Pod status Unknown after recreate

jhunt / k8s-boshrelease

A BOSH Release for deploying Kubernetes clusters

MIT License

13 stars 9 forks source link

Pod status Unknown after recreate #33

Closed tpoland closed 4 years ago

tpoland commented 4 years ago

After running bosh with the recreate directive for single VM k8s cluster the coredns pods and any pods deployed outside of the kube-system namespace have a status of "Unknown". Describing the pod shows a Stats of "Running" with a Container state of "Terminated" and an Event message status of "Pod sandbox changed, it will be killed and re-created.".

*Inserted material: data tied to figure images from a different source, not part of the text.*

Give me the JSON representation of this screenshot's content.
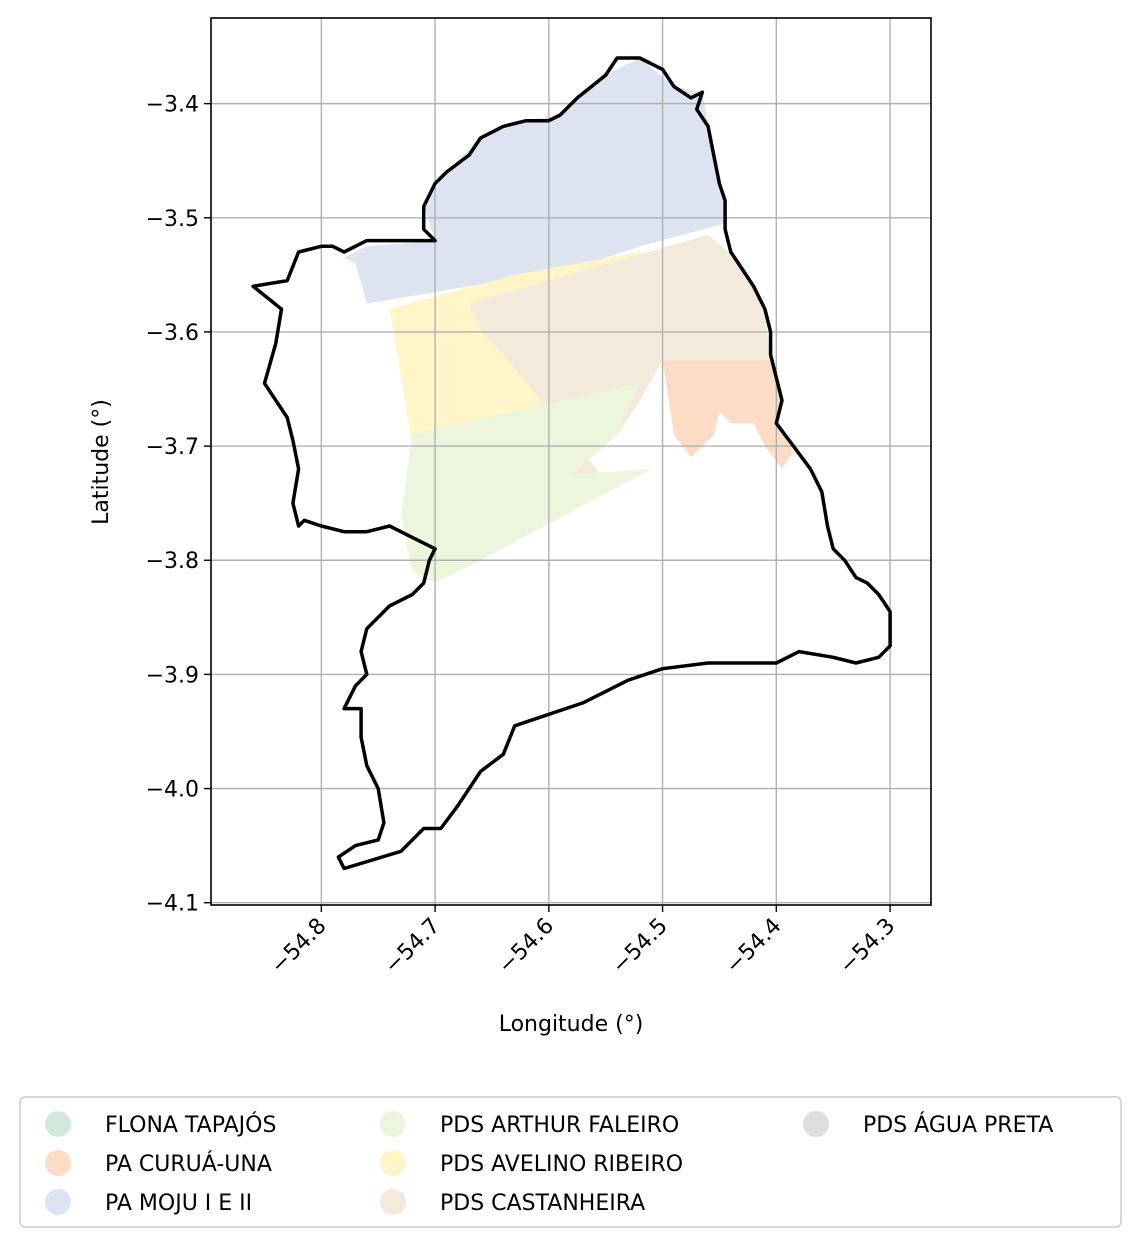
{
  "chart_data": {
    "type": "map",
    "title": "",
    "xlabel": "Longitude (°)",
    "ylabel": "Latitude (°)",
    "xlim": [
      -54.897,
      -54.264
    ],
    "ylim": [
      -4.102,
      -3.325
    ],
    "xticks": [
      -54.8,
      -54.7,
      -54.6,
      -54.5,
      -54.4,
      -54.3
    ],
    "xtick_labels": [
      "−54.8",
      "−54.7",
      "−54.6",
      "−54.5",
      "−54.4",
      "−54.3"
    ],
    "yticks": [
      -3.4,
      -3.5,
      -3.6,
      -3.7,
      -3.8,
      -3.9,
      -4.0,
      -4.1
    ],
    "ytick_labels": [
      "−3.4",
      "−3.5",
      "−3.6",
      "−3.7",
      "−3.8",
      "−3.9",
      "−4.0",
      "−4.1"
    ],
    "grid": true,
    "legend_position": "bottom",
    "legend_columns": 3,
    "legend": [
      {
        "label": "FLONA TAPAJÓS",
        "color": "#cfeadc"
      },
      {
        "label": "PA CURUÁ-UNA",
        "color": "#fddcc5"
      },
      {
        "label": "PA MOJU I E II",
        "color": "#dde3f0"
      },
      {
        "label": "PDS ARTHUR FALEIRO",
        "color": "#edf6dc"
      },
      {
        "label": "PDS AVELINO RIBEIRO",
        "color": "#fff5c8"
      },
      {
        "label": "PDS CASTANHEIRA",
        "color": "#f4eadc"
      },
      {
        "label": "PDS ÁGUA PRETA",
        "color": "#dedede"
      }
    ],
    "boundary_color": "#000000",
    "grid_color": "#b0b0b0",
    "boundary": [
      [
        -54.86,
        -3.56
      ],
      [
        -54.83,
        -3.555
      ],
      [
        -54.82,
        -3.53
      ],
      [
        -54.8,
        -3.525
      ],
      [
        -54.79,
        -3.525
      ],
      [
        -54.78,
        -3.53
      ],
      [
        -54.76,
        -3.52
      ],
      [
        -54.74,
        -3.52
      ],
      [
        -54.7,
        -3.52
      ],
      [
        -54.71,
        -3.51
      ],
      [
        -54.71,
        -3.49
      ],
      [
        -54.7,
        -3.47
      ],
      [
        -54.69,
        -3.46
      ],
      [
        -54.67,
        -3.445
      ],
      [
        -54.66,
        -3.43
      ],
      [
        -54.64,
        -3.42
      ],
      [
        -54.62,
        -3.415
      ],
      [
        -54.6,
        -3.415
      ],
      [
        -54.59,
        -3.41
      ],
      [
        -54.575,
        -3.395
      ],
      [
        -54.55,
        -3.375
      ],
      [
        -54.54,
        -3.36
      ],
      [
        -54.52,
        -3.36
      ],
      [
        -54.5,
        -3.37
      ],
      [
        -54.49,
        -3.385
      ],
      [
        -54.475,
        -3.395
      ],
      [
        -54.465,
        -3.39
      ],
      [
        -54.47,
        -3.405
      ],
      [
        -54.46,
        -3.42
      ],
      [
        -54.455,
        -3.445
      ],
      [
        -54.45,
        -3.47
      ],
      [
        -54.445,
        -3.485
      ],
      [
        -54.445,
        -3.51
      ],
      [
        -54.44,
        -3.53
      ],
      [
        -54.43,
        -3.545
      ],
      [
        -54.42,
        -3.56
      ],
      [
        -54.41,
        -3.58
      ],
      [
        -54.405,
        -3.6
      ],
      [
        -54.405,
        -3.62
      ],
      [
        -54.4,
        -3.64
      ],
      [
        -54.395,
        -3.66
      ],
      [
        -54.4,
        -3.68
      ],
      [
        -54.385,
        -3.7
      ],
      [
        -54.37,
        -3.72
      ],
      [
        -54.36,
        -3.74
      ],
      [
        -54.355,
        -3.77
      ],
      [
        -54.35,
        -3.79
      ],
      [
        -54.34,
        -3.8
      ],
      [
        -54.33,
        -3.815
      ],
      [
        -54.32,
        -3.82
      ],
      [
        -54.31,
        -3.83
      ],
      [
        -54.3,
        -3.845
      ],
      [
        -54.3,
        -3.875
      ],
      [
        -54.31,
        -3.885
      ],
      [
        -54.33,
        -3.89
      ],
      [
        -54.35,
        -3.885
      ],
      [
        -54.38,
        -3.88
      ],
      [
        -54.4,
        -3.89
      ],
      [
        -54.43,
        -3.89
      ],
      [
        -54.46,
        -3.89
      ],
      [
        -54.5,
        -3.895
      ],
      [
        -54.53,
        -3.905
      ],
      [
        -54.57,
        -3.925
      ],
      [
        -54.63,
        -3.945
      ],
      [
        -54.64,
        -3.97
      ],
      [
        -54.66,
        -3.985
      ],
      [
        -54.68,
        -4.015
      ],
      [
        -54.695,
        -4.035
      ],
      [
        -54.71,
        -4.035
      ],
      [
        -54.73,
        -4.055
      ],
      [
        -54.78,
        -4.07
      ],
      [
        -54.785,
        -4.06
      ],
      [
        -54.77,
        -4.05
      ],
      [
        -54.75,
        -4.045
      ],
      [
        -54.745,
        -4.03
      ],
      [
        -54.75,
        -4.0
      ],
      [
        -54.76,
        -3.98
      ],
      [
        -54.765,
        -3.955
      ],
      [
        -54.765,
        -3.93
      ],
      [
        -54.78,
        -3.93
      ],
      [
        -54.77,
        -3.91
      ],
      [
        -54.76,
        -3.9
      ],
      [
        -54.765,
        -3.88
      ],
      [
        -54.76,
        -3.86
      ],
      [
        -54.75,
        -3.85
      ],
      [
        -54.74,
        -3.84
      ],
      [
        -54.72,
        -3.83
      ],
      [
        -54.71,
        -3.82
      ],
      [
        -54.705,
        -3.8
      ],
      [
        -54.7,
        -3.79
      ],
      [
        -54.72,
        -3.78
      ],
      [
        -54.74,
        -3.77
      ],
      [
        -54.76,
        -3.775
      ],
      [
        -54.78,
        -3.775
      ],
      [
        -54.8,
        -3.77
      ],
      [
        -54.815,
        -3.765
      ],
      [
        -54.82,
        -3.77
      ],
      [
        -54.825,
        -3.75
      ],
      [
        -54.82,
        -3.72
      ],
      [
        -54.825,
        -3.695
      ],
      [
        -54.83,
        -3.675
      ],
      [
        -54.85,
        -3.645
      ],
      [
        -54.84,
        -3.61
      ],
      [
        -54.835,
        -3.58
      ],
      [
        -54.86,
        -3.56
      ]
    ],
    "areas": [
      {
        "name": "PA MOJU I E II",
        "polygon": [
          [
            -54.78,
            -3.535
          ],
          [
            -54.76,
            -3.525
          ],
          [
            -54.7,
            -3.52
          ],
          [
            -54.71,
            -3.49
          ],
          [
            -54.69,
            -3.46
          ],
          [
            -54.66,
            -3.43
          ],
          [
            -54.62,
            -3.415
          ],
          [
            -54.59,
            -3.41
          ],
          [
            -54.55,
            -3.375
          ],
          [
            -54.52,
            -3.36
          ],
          [
            -54.49,
            -3.385
          ],
          [
            -54.465,
            -3.39
          ],
          [
            -54.455,
            -3.445
          ],
          [
            -54.445,
            -3.485
          ],
          [
            -54.445,
            -3.505
          ],
          [
            -54.52,
            -3.525
          ],
          [
            -54.58,
            -3.545
          ],
          [
            -54.76,
            -3.575
          ],
          [
            -54.77,
            -3.54
          ]
        ]
      },
      {
        "name": "PDS AVELINO RIBEIRO",
        "polygon": [
          [
            -54.74,
            -3.58
          ],
          [
            -54.63,
            -3.55
          ],
          [
            -54.52,
            -3.53
          ],
          [
            -54.515,
            -3.55
          ],
          [
            -54.64,
            -3.58
          ],
          [
            -54.65,
            -3.61
          ],
          [
            -54.52,
            -3.6
          ],
          [
            -54.51,
            -3.64
          ],
          [
            -54.7,
            -3.69
          ],
          [
            -54.72,
            -3.7
          ]
        ]
      },
      {
        "name": "PDS CASTANHEIRA",
        "polygon": [
          [
            -54.67,
            -3.575
          ],
          [
            -54.46,
            -3.515
          ],
          [
            -54.43,
            -3.54
          ],
          [
            -54.41,
            -3.58
          ],
          [
            -54.405,
            -3.625
          ],
          [
            -54.5,
            -3.625
          ],
          [
            -54.52,
            -3.66
          ],
          [
            -54.54,
            -3.69
          ],
          [
            -54.58,
            -3.725
          ],
          [
            -54.55,
            -3.73
          ],
          [
            -54.64,
            -3.62
          ],
          [
            -54.66,
            -3.6
          ]
        ]
      },
      {
        "name": "PDS ARTHUR FALEIRO",
        "polygon": [
          [
            -54.72,
            -3.69
          ],
          [
            -54.52,
            -3.645
          ],
          [
            -54.54,
            -3.69
          ],
          [
            -54.58,
            -3.725
          ],
          [
            -54.51,
            -3.72
          ],
          [
            -54.66,
            -3.8
          ],
          [
            -54.7,
            -3.82
          ],
          [
            -54.72,
            -3.81
          ],
          [
            -54.73,
            -3.76
          ]
        ]
      },
      {
        "name": "PA CURUÁ-UNA",
        "polygon": [
          [
            -54.5,
            -3.625
          ],
          [
            -54.405,
            -3.625
          ],
          [
            -54.4,
            -3.64
          ],
          [
            -54.395,
            -3.66
          ],
          [
            -54.4,
            -3.68
          ],
          [
            -54.385,
            -3.705
          ],
          [
            -54.395,
            -3.72
          ],
          [
            -54.41,
            -3.7
          ],
          [
            -54.42,
            -3.68
          ],
          [
            -54.44,
            -3.68
          ],
          [
            -54.45,
            -3.67
          ],
          [
            -54.455,
            -3.69
          ],
          [
            -54.475,
            -3.71
          ],
          [
            -54.49,
            -3.69
          ]
        ]
      }
    ]
  }
}
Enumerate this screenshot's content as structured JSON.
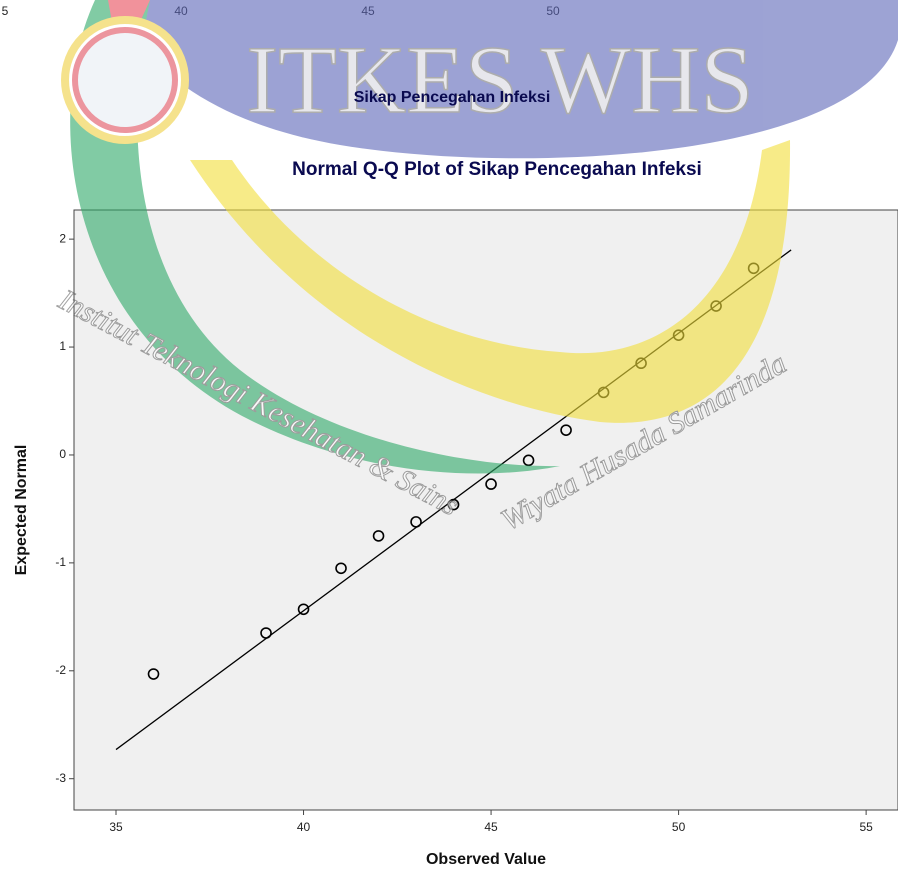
{
  "chart_data": {
    "type": "scatter",
    "title": "Normal Q-Q Plot of Sikap Pencegahan Infeksi",
    "x_label": "Observed Value",
    "y_label": "Expected Normal",
    "x": [
      36,
      39,
      40,
      41,
      42,
      43,
      44,
      45,
      46,
      47,
      48,
      49,
      50,
      51,
      52
    ],
    "values": [
      -2.03,
      -1.65,
      -1.43,
      -1.05,
      -0.75,
      -0.62,
      -0.46,
      -0.27,
      -0.05,
      0.23,
      0.58,
      0.85,
      1.11,
      1.38,
      1.73
    ],
    "color": "#000000",
    "reference_line": {
      "x": [
        35,
        53
      ],
      "y": [
        -2.73,
        1.9
      ],
      "color": "#000000"
    },
    "xlim": [
      33.88,
      55.85
    ],
    "ylim": [
      -3.29,
      2.27
    ],
    "xticks": [
      35,
      40,
      45,
      50,
      55
    ],
    "yticks": [
      -3,
      -2,
      -1,
      0,
      1,
      2
    ],
    "background": "#f0f0f0"
  },
  "header": {
    "fragment_labels": [
      "5",
      "40",
      "45",
      "50"
    ],
    "subtitle": "Sikap Pencegahan Infeksi"
  },
  "watermark": {
    "logo_text": "ITKES WHS",
    "line1": "Institut Teknologi Kesehatan & Sains",
    "line2": "Wiyata Husada Samarinda"
  }
}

Terminating the affected pods results in a recovery of those pods.

tpoland commented 4 years ago

Upgrading the bosh deployment from a 1-node to a 2-node cluster also resulted in the same pod set failing.

Using a two-node k8s cluster fewer pods end up in an "Unknown" state, but the issue is still present.

tpoland commented 4 years ago

Upgrading from a 2-node to 3-node k8s cluster does not result in any pod failures. Issuing a recreate does still result in a small subset of pod failures.

jhunt commented 4 years ago

Yeah, I think we need to start cordoning and draining nodes in a pre-stop. Curious how that will effect tinynetes, and whether or not we'll have to make that configurable...

jhunt commented 4 years ago

I think this is handled in #34, with a drain script. Take a look, and see what you think.

jhunt commented 4 years ago

The fixes in PR #34 will be available in the next (1.18.x) release.